Потом Копыткин выключил магнитофон и спросил у меня:
— Надеюсь, вы не станете отрицать, что это ваш голос и что вы с этим текстом выступали среди школьников.
— Не отрицаю, — ответила я.
— Кто вам дал тексты? Вы говорили, что дедушка.
— Да, покойный дедушка.
— А в какой книжке они были опубликованы?
— Не знаю. Разве они были опубликованы?
— Представьте себе, были. И я могу вам сказать, где они были опубликованы.
— Где же?
— В 'Архипелаге ГУЛАГ'. Вам известна такая книжка?
— Известна, только я не читала ее. Не смогла достать.
Здесь я ему соврала, потому что эту книжку читала и точно знаю, что в этой книжке действительно рассказывается о Якубовиче, но ни слова о письме в Прокуратуру, поскольку письмо было написано, мне кажется, после выхода в свет 'Архипелага'.
— Итак, вы целенаправленно вели сбор материала? — снова спрашивал меня Копыткин.
— Какого материала?
— Материала, который компрометирует работу органов…
— Вот уж я об этом не думала. Если хотите моего честного, признания, то меня волновала чисто психологическая сторона подобного рода явлений…
— И какая это сторона?
— Ну что я буду разъяснять столь квалифицированному работнику…
— И все же?
— Ну хотя бы вот это явление дружбы-вражды. Меня интересовал разрыв дружественных, родственных, одним словом, близких человеческих отношений…
— Разрыв во имя великой цели, — подсказал Копыткин.
— Это не всегда было так…
— А это? — и Копыткин протянул мне новые листочки.
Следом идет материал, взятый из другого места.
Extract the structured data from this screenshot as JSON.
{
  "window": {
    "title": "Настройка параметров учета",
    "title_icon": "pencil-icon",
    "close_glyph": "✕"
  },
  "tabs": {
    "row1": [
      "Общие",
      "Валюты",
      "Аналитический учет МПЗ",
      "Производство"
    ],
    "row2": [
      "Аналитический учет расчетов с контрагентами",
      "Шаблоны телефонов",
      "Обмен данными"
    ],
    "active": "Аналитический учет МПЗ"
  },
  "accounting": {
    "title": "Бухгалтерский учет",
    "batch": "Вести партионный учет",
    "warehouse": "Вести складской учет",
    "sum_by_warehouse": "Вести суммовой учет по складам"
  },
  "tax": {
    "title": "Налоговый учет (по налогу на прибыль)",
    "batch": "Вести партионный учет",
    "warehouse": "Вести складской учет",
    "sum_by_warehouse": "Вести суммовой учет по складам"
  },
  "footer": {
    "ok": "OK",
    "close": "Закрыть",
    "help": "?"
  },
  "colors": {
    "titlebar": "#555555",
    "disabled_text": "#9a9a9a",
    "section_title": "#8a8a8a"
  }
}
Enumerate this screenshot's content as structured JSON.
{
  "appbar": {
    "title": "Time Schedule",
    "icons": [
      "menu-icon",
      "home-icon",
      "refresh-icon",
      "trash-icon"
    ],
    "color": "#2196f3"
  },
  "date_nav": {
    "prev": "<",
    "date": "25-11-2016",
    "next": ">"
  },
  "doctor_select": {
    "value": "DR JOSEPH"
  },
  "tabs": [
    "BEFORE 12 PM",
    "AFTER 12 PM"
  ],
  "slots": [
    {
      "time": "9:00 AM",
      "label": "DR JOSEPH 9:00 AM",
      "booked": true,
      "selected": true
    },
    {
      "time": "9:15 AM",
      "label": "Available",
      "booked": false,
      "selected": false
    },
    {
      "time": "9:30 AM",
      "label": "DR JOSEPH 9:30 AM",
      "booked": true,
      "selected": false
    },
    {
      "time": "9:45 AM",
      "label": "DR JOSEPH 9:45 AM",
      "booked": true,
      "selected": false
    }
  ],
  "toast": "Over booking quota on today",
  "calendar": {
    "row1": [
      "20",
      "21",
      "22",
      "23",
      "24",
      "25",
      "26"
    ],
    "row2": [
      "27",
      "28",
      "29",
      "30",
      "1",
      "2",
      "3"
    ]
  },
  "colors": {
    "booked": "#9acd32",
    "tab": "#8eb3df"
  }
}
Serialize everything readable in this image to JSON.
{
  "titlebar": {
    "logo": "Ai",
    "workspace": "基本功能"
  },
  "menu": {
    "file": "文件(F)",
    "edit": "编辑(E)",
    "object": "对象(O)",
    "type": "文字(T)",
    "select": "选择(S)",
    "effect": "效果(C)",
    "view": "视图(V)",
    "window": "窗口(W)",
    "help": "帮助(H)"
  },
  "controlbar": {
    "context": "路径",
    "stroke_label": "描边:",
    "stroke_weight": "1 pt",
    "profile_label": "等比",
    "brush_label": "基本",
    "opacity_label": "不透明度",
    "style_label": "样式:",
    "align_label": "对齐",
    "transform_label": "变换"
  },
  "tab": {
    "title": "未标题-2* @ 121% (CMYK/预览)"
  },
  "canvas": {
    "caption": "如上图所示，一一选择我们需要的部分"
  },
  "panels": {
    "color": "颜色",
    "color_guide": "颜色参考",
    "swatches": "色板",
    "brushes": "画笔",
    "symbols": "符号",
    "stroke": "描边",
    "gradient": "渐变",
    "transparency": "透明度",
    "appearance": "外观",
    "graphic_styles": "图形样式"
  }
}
Это были странички из книги ответственного работника НКВД Закавказья С. Газаряна, которого в 1937 году подвергли нечеловеческим испытаниям. И самое страшное-то, пытали его бывшие сослуживцы, друзья. Следователь Айвазов сказал Газаряну:
— Протокол на столе. Надумаешь — подпишешь. Бригада свою работу знает.
И ушел.
'… 'Бригада' пришла. Их было пять человек. Первым вошел Яков Копецкий. Он — старый работник НКВД, мы хорошо знали друг друга. Высокого роста, здоровый. Он был очень нервный человек, его называли 'Яша-псих'. Он знал об этом, но не обижался. За ним вошел Иван Айвазов, младший брат Гургена Айвазова. Он тоже несколько лет работал в органах и хорошо знал меня. Третьим был один из младших работников особого отдела, в прошлом курсант межкраевой школы. Верзила с большими черными глазами, длинными усами. У него почти не было лба, чуть ли не сразу над бровями начиналась густая черная шевелюра. Фамилию его я забыл. Последние двое были практикантами межкраевой школы. Один из них держал ведро с 'инструментами', как они говорили.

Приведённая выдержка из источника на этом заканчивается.